BPI Blog: GSIB Scores Rise Again in Third Quarter
The largest and most complex global banks saw an overall increase in the Global Systemically Important Bank (GSIB) scores tallied by the Federal Reserve in the third quarter of 2020, according to a BPI blog post by Gonzalo Fernandez Dionis and Robert Lindgren published Dec. 11. The GSIB score is used to calculate the GSIB surcharge, an extra layer of capital that the GSIB banks must hold. BPI’s quarterly analysis found that increases in the short-term wholesale funding and size inputs in the score this quarter were partly offset by decreases in the interconnectedness and complexity elements. The component of the score measuring cross-border activity was largely unchanged. The Fed’s expanding balance sheet in response to the pandemic continues to put upward pressure on systemic scores of domestic GSIBs and consequently on their capital requirements.
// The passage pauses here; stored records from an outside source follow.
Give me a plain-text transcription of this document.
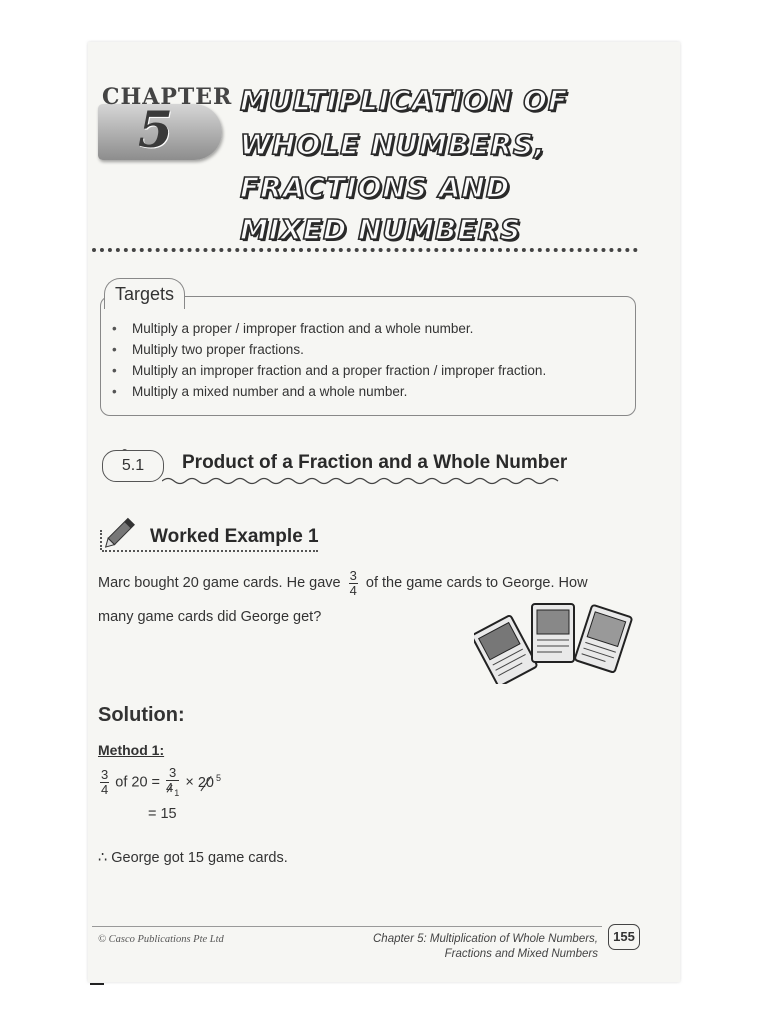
CHAPTER
5 MULTIPLICATION OF
WHOLE NUMBERS,
FRACTIONS AND
MIXED NUMBERS
Targets
• Multiply a proper / improper fraction and a whole number.
• Multiply two proper fractions.
• Multiply an improper fraction and a proper fraction / improper fraction.
• Multiply a mixed number and a whole number.
5.1	Product of a Fraction and a Whole Number
Worked Example 1
Marc bought 20 game cards. He gave $\frac{3}{4}$ of the game cards to George. How
many game cards did George get?
Solution:
Method 1:
$\frac{3}{4}$ of $20 = \frac{3}{4_1} \times 20$ $^5$
= 15
∴ George got 15 game cards.
© Casco Publications Pte Ltd	Chapter 5: Multiplication of Whole Numbers,
Fractions and Mixed Numbers
155
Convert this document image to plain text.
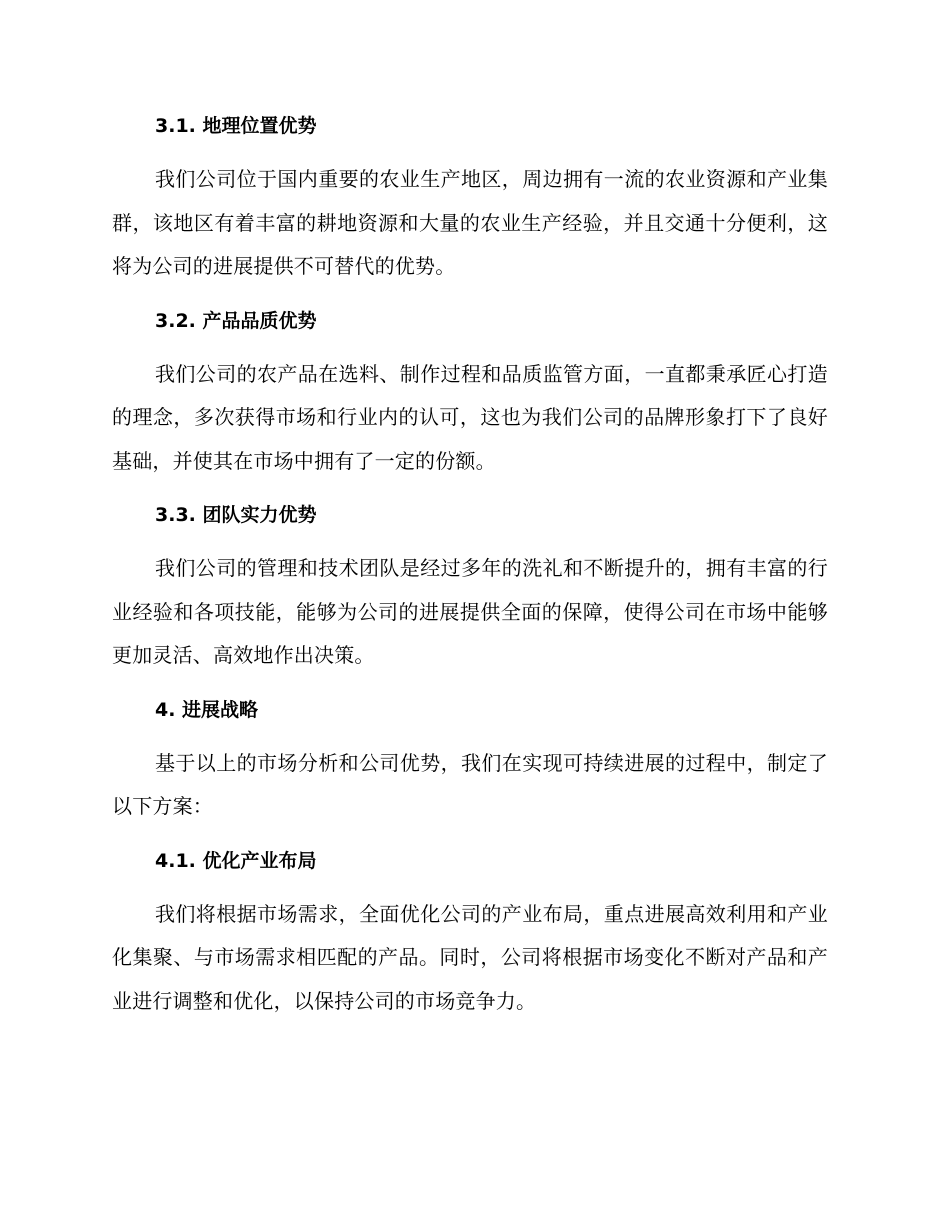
3.1. 地理位置优势

我们公司位于国内重要的农业生产地区，周边拥有一流的农业资源和产业集群，该地区有着丰富的耕地资源和大量的农业生产经验，并且交通十分便利，这将为公司的进展提供不可替代的优势。

3.2. 产品品质优势

我们公司的农产品在选料、制作过程和品质监管方面，一直都秉承匠心打造的理念，多次获得市场和行业内的认可，这也为我们公司的品牌形象打下了良好基础，并使其在市场中拥有了一定的份额。

3.3. 团队实力优势

我们公司的管理和技术团队是经过多年的洗礼和不断提升的，拥有丰富的行业经验和各项技能，能够为公司的进展提供全面的保障，使得公司在市场中能够更加灵活、高效地作出决策。

4. 进展战略

基于以上的市场分析和公司优势，我们在实现可持续进展的过程中，制定了以下方案：

4.1. 优化产业布局

我们将根据市场需求，全面优化公司的产业布局，重点进展高效利用和产业化集聚、与市场需求相匹配的产品。同时，公司将根据市场变化不断对产品和产业进行调整和优化，以保持公司的市场竞争力。
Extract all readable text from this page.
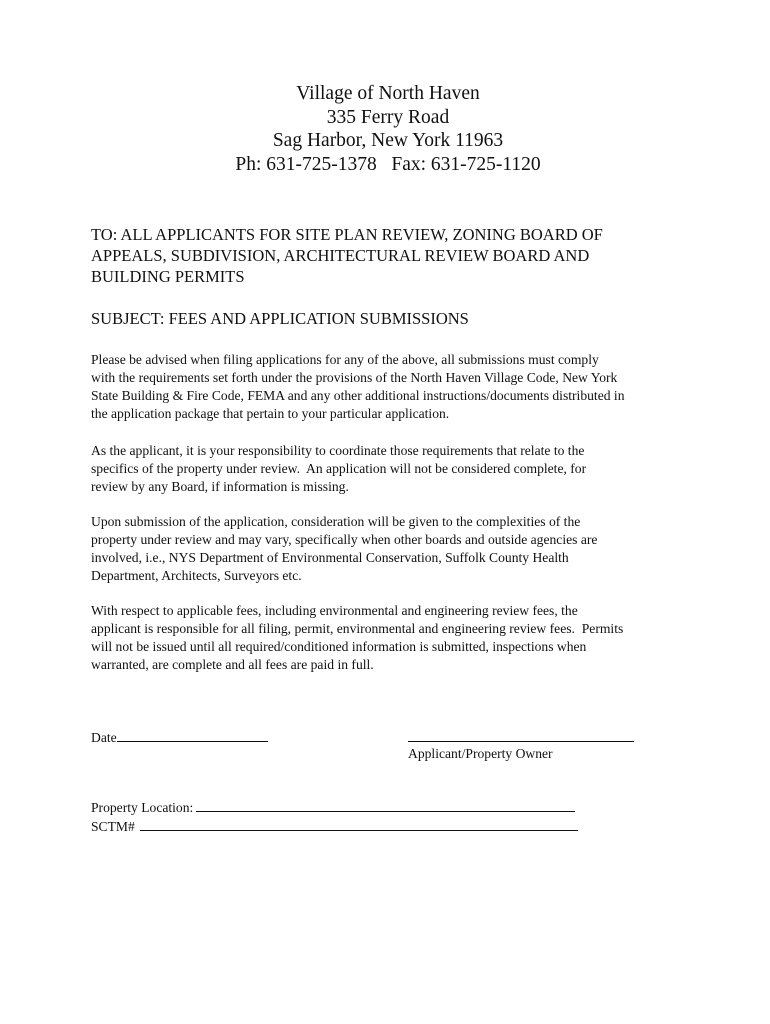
Village of North Haven
335 Ferry Road
Sag Harbor, New York 11963
Ph: 631-725-1378   Fax: 631-725-1120
TO: ALL APPLICANTS FOR SITE PLAN REVIEW, ZONING BOARD OF
APPEALS, SUBDIVISION, ARCHITECTURAL REVIEW BOARD AND
BUILDING PERMITS
SUBJECT: FEES AND APPLICATION SUBMISSIONS
Please be advised when filing applications for any of the above, all submissions must comply
with the requirements set forth under the provisions of the North Haven Village Code, New York
State Building & Fire Code, FEMA and any other additional instructions/documents distributed in
the application package that pertain to your particular application.
As the applicant, it is your responsibility to coordinate those requirements that relate to the
specifics of the property under review.  An application will not be considered complete, for
review by any Board, if information is missing.
Upon submission of the application, consideration will be given to the complexities of the
property under review and may vary, specifically when other boards and outside agencies are
involved, i.e., NYS Department of Environmental Conservation, Suffolk County Health
Department, Architects, Surveyors etc.
With respect to applicable fees, including environmental and engineering review fees, the
applicant is responsible for all filing, permit, environmental and engineering review fees.  Permits
will not be issued until all required/conditioned information is submitted, inspections when
warranted, are complete and all fees are paid in full.
Date
Applicant/Property Owner
Property Location:
SCTM#
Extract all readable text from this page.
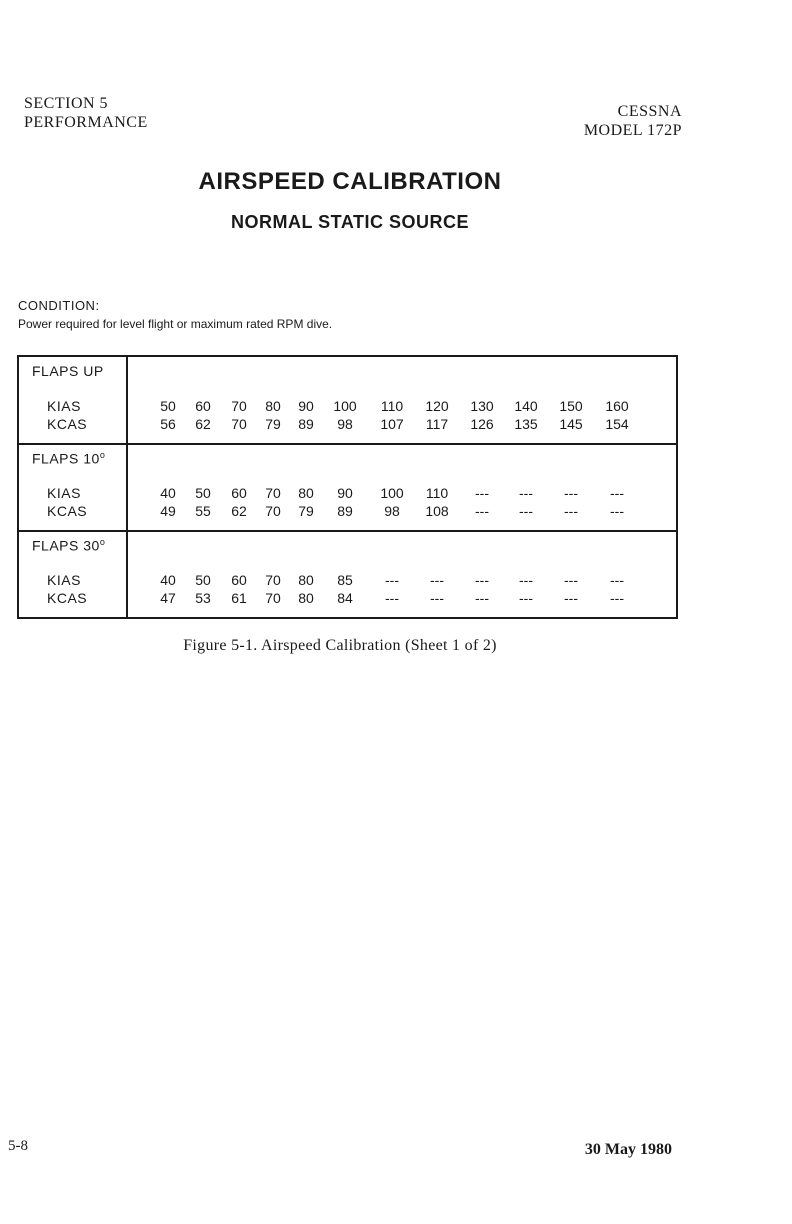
SECTION 5
PERFORMANCE
CESSNA
MODEL 172P
AIRSPEED CALIBRATION
NORMAL STATIC SOURCE
CONDITION:
Power required for level flight or maximum rated RPM dive.
FLAPS UP
KIAS	50	60	70	80	90	100	110	120	130	140	150	160
KCAS	56	62	70	79	89	98	107	117	126	135	145	154
FLAPS 10$^o$
KIAS	40	50	60	70	80	90	100	110	---	---	---	---
KCAS	49	55	62	70	79	89	98	108	---	---	---	---
FLAPS 30$^o$
KIAS	40	50	60	70	80	85	---	---	---	---	---	---
KCAS	47	53	61	70	80	84	---	---	---	---	---	---
Figure 5-1. Airspeed Calibration (Sheet 1 of 2)
5-8	30 May 1980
POLITICO: Crypto Firms Seek OCC National Trust Bank Charter
Crypto companies Paxos and BitPay have applied for national trust bank charters, part of the Acting Comptroller of the Currency’s plan to allow cryptocurrency firms to become part of the national banking system, POLITICO reported Dec. 10. The firms join Anchorage, a cryptocurrency firm seeking to convert its existing state trust charter to a national trust charter, in seeking OCC approval.
POLITICO Q&A: San Francisco Fed President Mary Daly
Mary Daly, president of the Federal Reserve Bank of San Francisco, gave an interview to POLITICO Pro published Dec. 8. The regional Fed chief called for fiscal stimulus for unemployed Americans and expressed concern about hidden woes in the labor market and the potential for economic inequality as the nation recovers from the pandemic.